If I’m able to relate information–by association with others–I can also help the cause of those wishing to track someone or something down. Look at Facebook. It does a great job of finding people you search for, even those with very common names amongst its hundreds of millions of accounts, by this type of associative referencing. Powerful stuff.

And let’s not forget that ALL this information is pretty easily available online anyway. You just have to pay for it. The best-known provider that I’ve looked at, 192.com, has an interesting model. You’ll be giving them at least a tenner, and more like £30 to buy some credits to search their databases. And they have the ominous rider that their really sexy information–the historic registers, is only available at an entry-level price of £150 a year. For that reason, I haven’t actually given them a penny as yet. But it’s no obstacle to the serious stalker. I mean, researcher.

I’m sure there are all sorts of impediments, from download limits to penalties for misuse, that attempt to put further spokes in the wheel of it becoming a common commodity.

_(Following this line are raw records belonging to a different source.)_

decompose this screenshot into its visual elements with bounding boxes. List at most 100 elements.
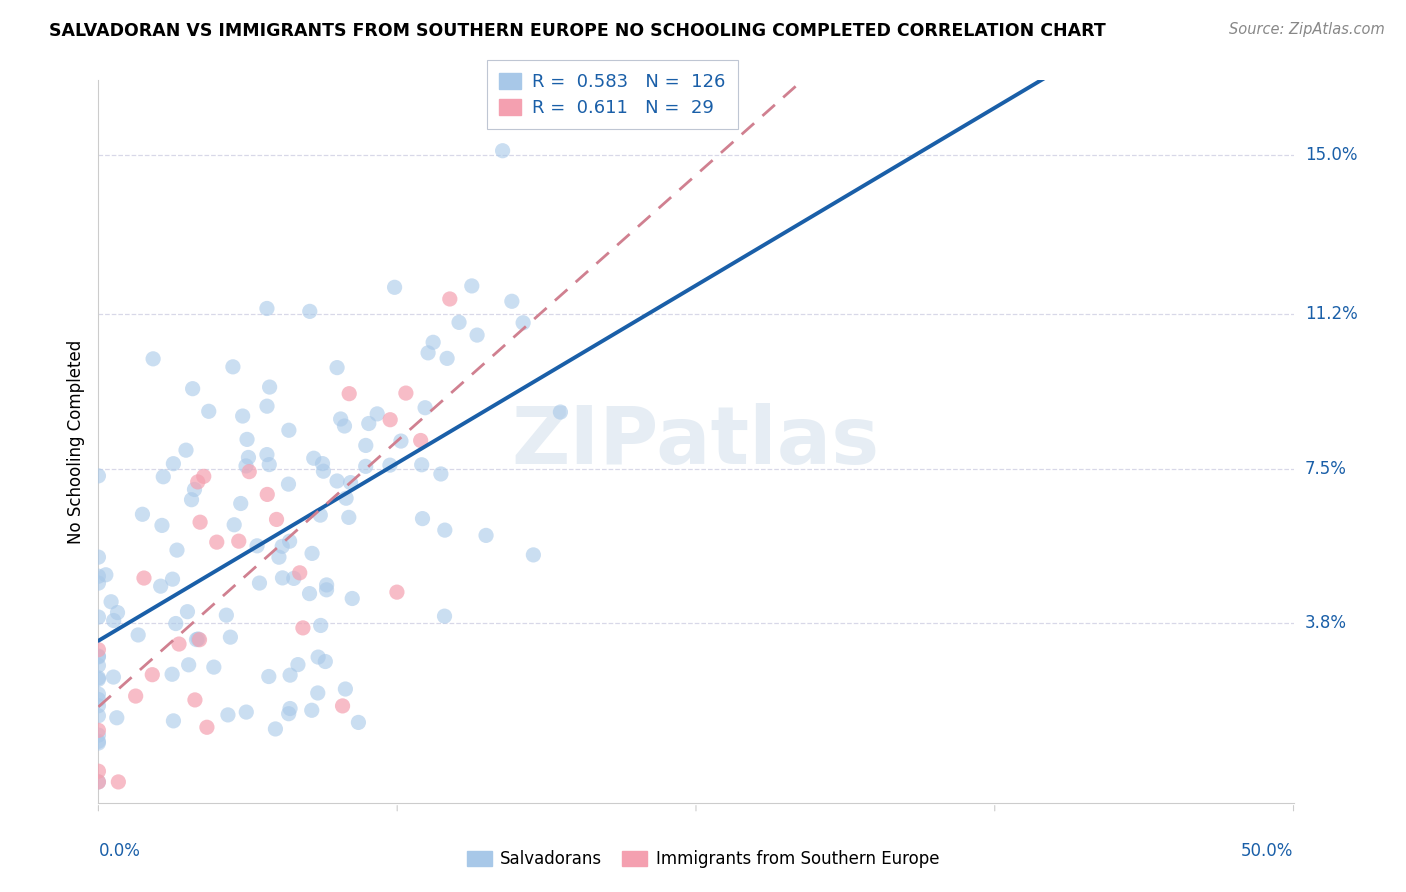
Point — [309, 508, 332, 523]
Point — [271, 539, 294, 553]
Text: 11.2%: 11.2% — [1305, 305, 1357, 323]
Point — [301, 703, 323, 717]
Point — [87, 648, 110, 663]
Point — [187, 632, 209, 646]
Point — [222, 359, 245, 374]
Point — [87, 723, 110, 738]
Point — [217, 707, 239, 722]
Point — [183, 483, 205, 497]
Point — [152, 469, 174, 483]
Point — [378, 458, 401, 472]
Point — [326, 360, 349, 375]
Point — [314, 655, 336, 669]
Text: 0.0%: 0.0% — [98, 842, 141, 860]
Point — [287, 657, 309, 672]
Point — [177, 657, 200, 672]
Point — [87, 692, 110, 706]
Point — [264, 722, 287, 736]
Text: SALVADORAN VS IMMIGRANTS FROM SOUTHERN EUROPE NO SCHOOLING COMPLETED CORRELATION: SALVADORAN VS IMMIGRANTS FROM SOUTHERN E… — [49, 22, 1107, 40]
Point — [278, 668, 301, 682]
Point — [256, 399, 278, 413]
Point — [87, 610, 110, 624]
Text: 50.0%: 50.0% — [1241, 842, 1294, 860]
Point — [246, 539, 269, 553]
Point — [188, 515, 211, 529]
Point — [131, 508, 153, 522]
Point — [298, 304, 321, 318]
Point — [87, 736, 110, 750]
Point — [291, 621, 314, 635]
Point — [384, 280, 406, 294]
Point — [447, 315, 470, 329]
Point — [283, 571, 305, 585]
Point — [347, 715, 370, 730]
Point — [315, 582, 337, 597]
Point — [87, 576, 110, 591]
Point — [389, 434, 412, 448]
Point — [87, 775, 110, 789]
Point — [238, 465, 260, 479]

But how long, really, before the whole register is available as a torrent on the Pirate Bay? Maybe it is already?

And we’re not bothered about this? It’s amazing, isn’t it? Yes, this whole industry is built on data that we’re required to submit to public authorities–and if we don’t, we’re disenfranchised.

This is a scandal, and one that urgently needs review.

But do take away the point that there is such a concept as “semi-public” – at least for now. It’s the ability to process, to restructure, to index, that makes online data different from those box files in the library.

The friction we throw into the system, whether it’s (intentionally?) releasing information via pdf, or slipping a local journalist a hand-written note of the names of those in court, is perhaps more than just dumb intransigence in the face of “information that wants to be free”. And it can serve some potentially legitimate social purposes.

Think how you’d feel if those frictions weren’t there around the electoral roll? Even the money that 192.com require for you to buy back the data you gave up in the first place?

Happy that every comment you made online under your own name, every mention in the press, could be traced back to your real address along with the names of your (18+) family? I think perhaps not.

So, a very big public debate is required on the consequences of any personal data being put online. But remember, stealthily or not, we’ve had experience of these issues for years. We just need to look on the library window-ledges to find it.